Bir mütefekkir şairimiz anlatırken adını  söylemez, "O"  derdi...  Saygısından, "O"nun büyüklüğü, manevi ağırlığı karşısında bizim zayıflığınızı ifade etmek isterdi herhalde... "O"nun ismi kurşısında, “O”na saygılı hiç kimse­nin tahammül göstereme­yeceğini düşünürdü. "Kâinatın  O'nun  yüzü suyu hürmetine yaratıldığı"nı ifade eder; "O ki, o yüzden varız" derdi... "O"nun, Hz.
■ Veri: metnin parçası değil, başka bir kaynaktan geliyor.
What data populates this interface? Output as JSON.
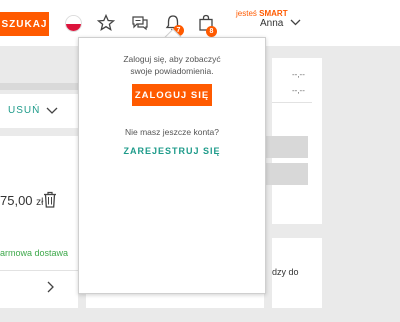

Adem Aleyhisselam'dan bugüne, ya­ratılmışların "Öz"ü kemâli, en büyüğü olduğu kanaatini      belirtirdi… Türk milletinin, istiklâli­ni, namusunu korumak üzere cihada sürdüğü as­kerine "O"nun adını sem­bol yaptığını; fakat "O"na hürmetinden " Muhammed"i "Mehemmed", "Mehmed",      sonunda "Mehmetçik" yaptığını düşünürdü.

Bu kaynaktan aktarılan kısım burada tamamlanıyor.